Measuring the Thickness of a Molecule

We're going to show you how you can actually measure the thickness, or diameter, of a single molecule. To do this experiment, you'll need a large flat-sided shallow pan of some sort, a straight wire or thin rod at least as wide as the pan, and a small amount of oil of any kind.

Fill the pan full to the top with water, and place it on a perfectly horizontal surface. Add tiny amounts of water until the water surface bulges slightly over the top of the pan. (This is due to the surface tension forces of the water molecules; this bulging surface is called the meniscus).
Now carefully lay the straight wire or rod across the pan, as shown. it must touch the water. Add a very tiny drop of oil to the water surface on one side of the wire. We've shown an eyedropper here, but you only want the tiniest amount of oil ... about one cubic millimetre. A tiny drop on the tip of a toothpick will work.

You will see the oil spread out across the surface of the water on that end of the pan, right up to the wire. Wait until that end of the pan is completely covered by the oil before proceeding.

Now slowly move the wire along the length of the pan. As you do, the oil will spread out to cover the larger area. As you move the wire farther, the oil layer will get thinner and thinner. The oil forms a 'blanket' on the surface of the water, and will remain a solid sheet as long as it can, eventually until the blanket is just one molecule deep! You are looking for the point when the oil layer begins to break up; when it does, stop moving the wire. There aren't enough molecules of oil to maintain the blanket.

You now have a layer of oil that is one molecule thick!
(If the oil layer doesn't seem to break up at all, then either start over with an even tinier drop of oil, or find a larger pan. The pan from the bottom of a travel kennel for a large dog might work.)

Now for the calculation.
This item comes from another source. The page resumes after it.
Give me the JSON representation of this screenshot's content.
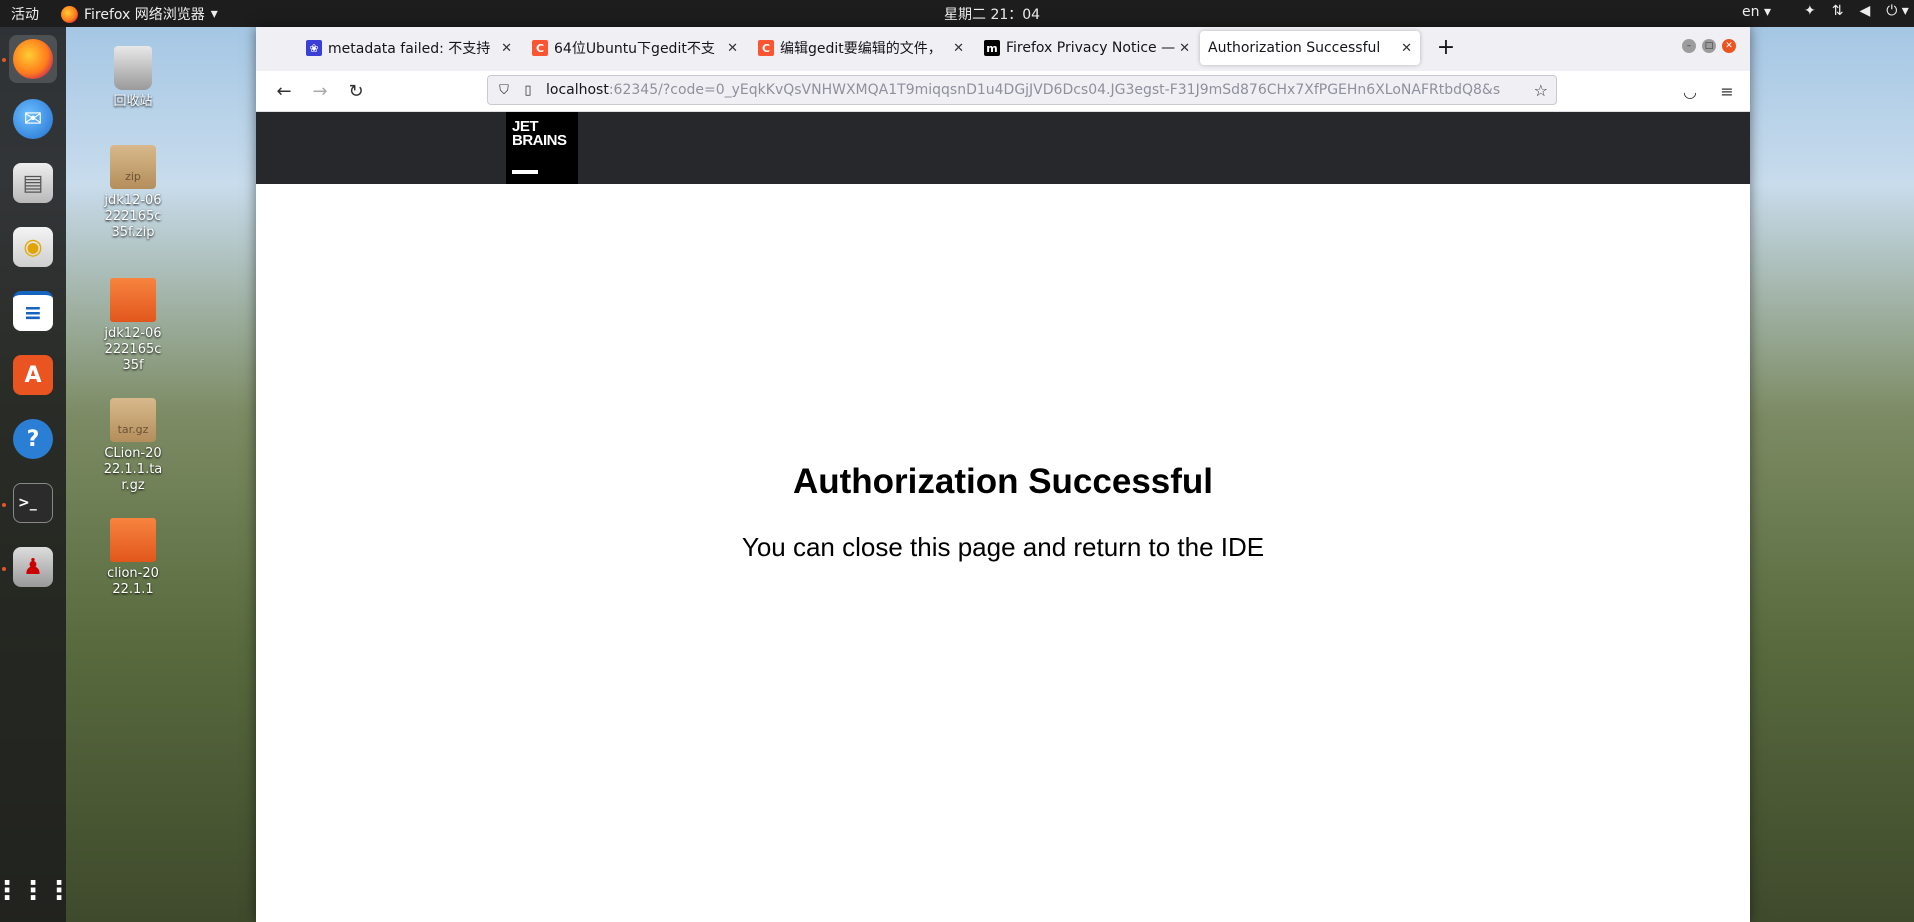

Assuming the volume of oil you added was about one cubic millimetre, this volume is now filling a box with dimensions L x W x H, where H is the height of the oil blanket, or the diameter of one molecule.
If the length and width of the oil blanket (the pan) turn are, for example, 400mm and 300mm, the following calculation shows how to solve for H:

V = L x W x H
1 = 400 x 300 x H
0.00000833 = H


This makes the height of the oil blanket, or the diameter of one molecule, equal to 0.00000833 mm, or 0.00000000833 metres. Given the inaccuracy of our measurement, it's probably safe to round this number to 0.00000001 metres, which is one ten-millionth of a metre, or 10-7 m. Since an oil molecule has many atoms in it, this isn't the size of an atom, but the thickness of the entire molecule.

With this simple calculation, we've measured the thickness of one molecule of oil, an object which is too tiny to see in an ordinary microscope!